Most legal experts dismissed the constitutional objections as dubious at best. One of them, Charles Fried, solicitor general under President Ronald Reagan, vowed to eat his kangaroo-skin hat if the Supreme Court struck down the law. Nonetheless, conservative legal groups pushed to have the law scrapped (June 25, p. 8).
During the Supreme Court’s March oral arguments, Fried in a Washington Post interview lamented what he saw as the reason for the conservative antipathy to the ACA: “Politics, politics, politics … I don’t understand what’s gotten into people. Well, I do I’m afraid, but it’s politics, not anything else.”
Indeed. Today, public policy no longer matters, even if it’s your own policy. If your political opponent endorses a measure, it must be rejected.
Here are other things to chew on besides hats: About the time of the Clinton plan debate, decidedly capitalistic Switzerland contemplated an overhaul of its malfunctioning healthcare system. It adopted a plan similar to the conservative proposals in its reliance on private insurance and a requirement that everyone buy insurance.

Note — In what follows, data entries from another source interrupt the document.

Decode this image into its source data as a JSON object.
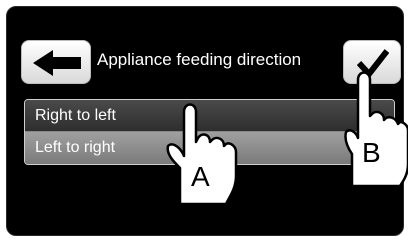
{
  "header": {
    "title": "Appliance feeding direction",
    "back_icon": "arrow-left-icon",
    "confirm_icon": "checkmark-icon"
  },
  "options": [
    {
      "label": "Right to left",
      "selected": true
    },
    {
      "label": "Left to right",
      "selected": false
    }
  ],
  "callouts": {
    "a": "A",
    "b": "B"
  }
}
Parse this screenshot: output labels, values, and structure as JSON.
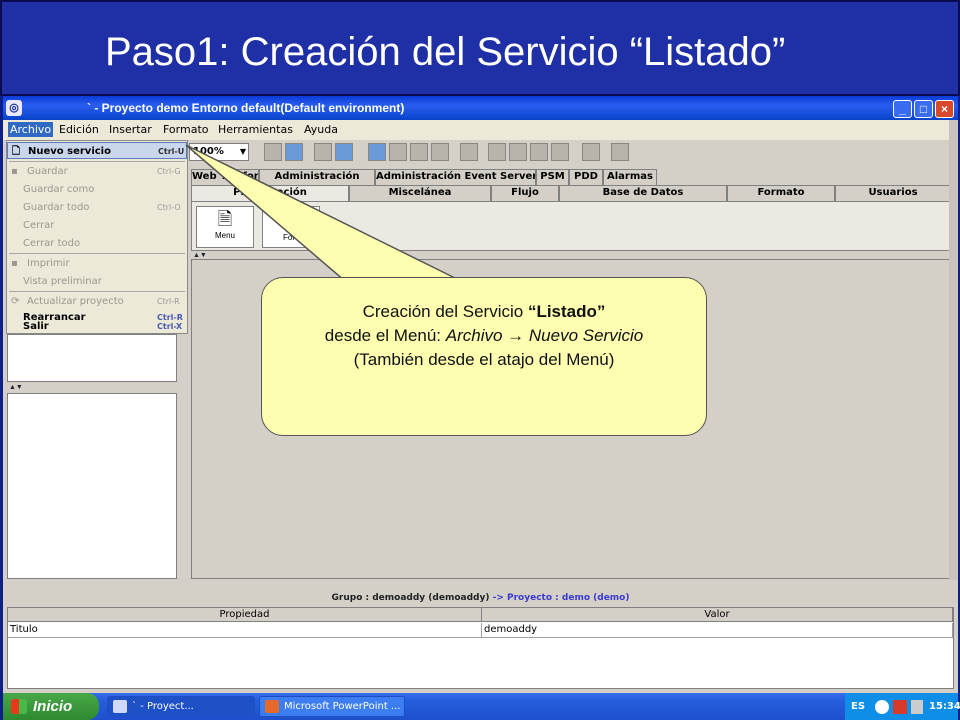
{
  "slide": {
    "title": "Paso1: Creación del Servicio “Listado”"
  },
  "window": {
    "title": "` - Proyecto demo Entorno default(Default environment)",
    "buttons": {
      "minimize": "_",
      "maximize": "□",
      "close": "×"
    }
  },
  "menubar": [
    "Archivo",
    "Edición",
    "Insertar",
    "Formato",
    "Herramientas",
    "Ayuda"
  ],
  "toolbar": {
    "zoom": "100%"
  },
  "file_menu": {
    "items": [
      {
        "label": "Nuevo servicio",
        "shortcut": "Ctrl-U",
        "state": "highlighted"
      },
      {
        "label": "Guardar",
        "shortcut": "Ctrl-G",
        "state": "disabled"
      },
      {
        "label": "Guardar como",
        "shortcut": "",
        "state": "disabled"
      },
      {
        "label": "Guardar todo",
        "shortcut": "Ctrl-O",
        "state": "disabled"
      },
      {
        "label": "Cerrar",
        "shortcut": "",
        "state": "disabled"
      },
      {
        "label": "Cerrar todo",
        "shortcut": "",
        "state": "disabled"
      },
      {
        "label": "Imprimir",
        "shortcut": "",
        "state": "disabled"
      },
      {
        "label": "Vista preliminar",
        "shortcut": "",
        "state": "disabled"
      },
      {
        "label": "Actualizar proyecto",
        "shortcut": "Ctrl-R",
        "state": "disabled"
      },
      {
        "label": "Rearrancar",
        "shortcut": "Ctrl-R",
        "state": "enabled"
      },
      {
        "label": "Salir",
        "shortcut": "Ctrl-X",
        "state": "enabled"
      }
    ]
  },
  "tabs_top": [
    "Web Telefonía",
    "Administración",
    "Administración Event Server",
    "PSM",
    "PDD",
    "Alarmas"
  ],
  "tabs_bottom": [
    "Presentación",
    "Miscelánea",
    "Flujo",
    "Base de Datos",
    "Formato",
    "Usuarios"
  ],
  "palette": {
    "menu_label": "Menu",
    "form_label": "For"
  },
  "properties": {
    "group_text": "Grupo : demoaddy (demoaddy)",
    "project_text": "-> Proyecto : demo (demo)",
    "headers": [
      "Propiedad",
      "Valor"
    ],
    "rows": [
      {
        "property": "Titulo",
        "value": "demoaddy"
      }
    ]
  },
  "taskbar": {
    "start": "Inicio",
    "buttons": [
      "` - Proyect...",
      "Microsoft PowerPoint ..."
    ],
    "lang": "ES",
    "clock": "15:34"
  },
  "callout": {
    "line1_prefix": "Creación del Servicio ",
    "line1_bold": "“Listado”",
    "line2_prefix": "desde el Menú: ",
    "line2_italic_a": "Archivo",
    "line2_arrow": " → ",
    "line2_italic_b": "Nuevo Servicio",
    "line3": "(También desde el atajo del Menú)"
  },
  "colors": {
    "slide_bg": "#1f2fa6",
    "callout_bg": "#fefeb0",
    "menu_highlight": "#c9d6ec"
  }
}
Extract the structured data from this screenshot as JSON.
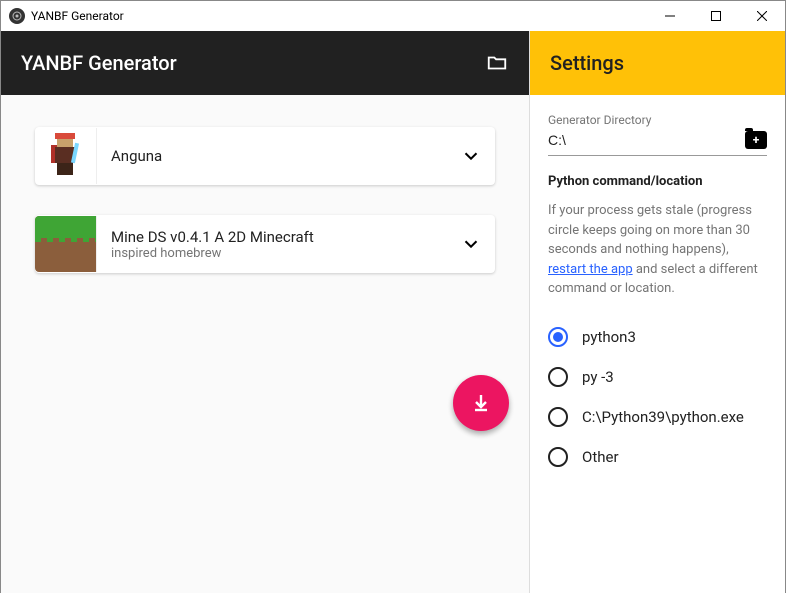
{
  "window": {
    "title": "YANBF Generator"
  },
  "header": {
    "left_title": "YANBF Generator",
    "right_title": "Settings"
  },
  "items": [
    {
      "title": "Anguna",
      "subtitle": ""
    },
    {
      "title": "Mine DS v0.4.1 A 2D Minecraft",
      "subtitle": "inspired homebrew"
    }
  ],
  "settings": {
    "dir_label": "Generator Directory",
    "dir_value": "C:\\",
    "python_section": "Python command/location",
    "help_pre": "If your process gets stale (progress circle keeps going on more than 30 seconds and nothing happens), ",
    "help_link": "restart the app",
    "help_post": " and select a different command or location.",
    "options": [
      {
        "label": "python3",
        "selected": true
      },
      {
        "label": "py -3",
        "selected": false
      },
      {
        "label": "C:\\Python39\\python.exe",
        "selected": false
      },
      {
        "label": "Other",
        "selected": false
      }
    ]
  }
}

Switzerland and other countries that have adopted health insurance have viewed their moves as moral and practical imperatives. On the practical side, as healthcare experts have noted, a country that covers everyone has a powerful incentive to keep people healthy and not waste resources. The moral debate is usually avoided in the U.S. in favor of economic considerations. Nonetheless, a country that guarantees its people the means to life’s necessities embraces human decency and national unity. In her ACA opinion, Justice Ruth Bader Ginsburg quoted from a 1785 letter from George Washington to James Madison: “We are either a united people, or we are not. If the former, let us, in all matters of general concern act as a nation, which have national objects to promote, and a national character to support …”
And at this moment in history, we could use more national unity and less political gamesmanship.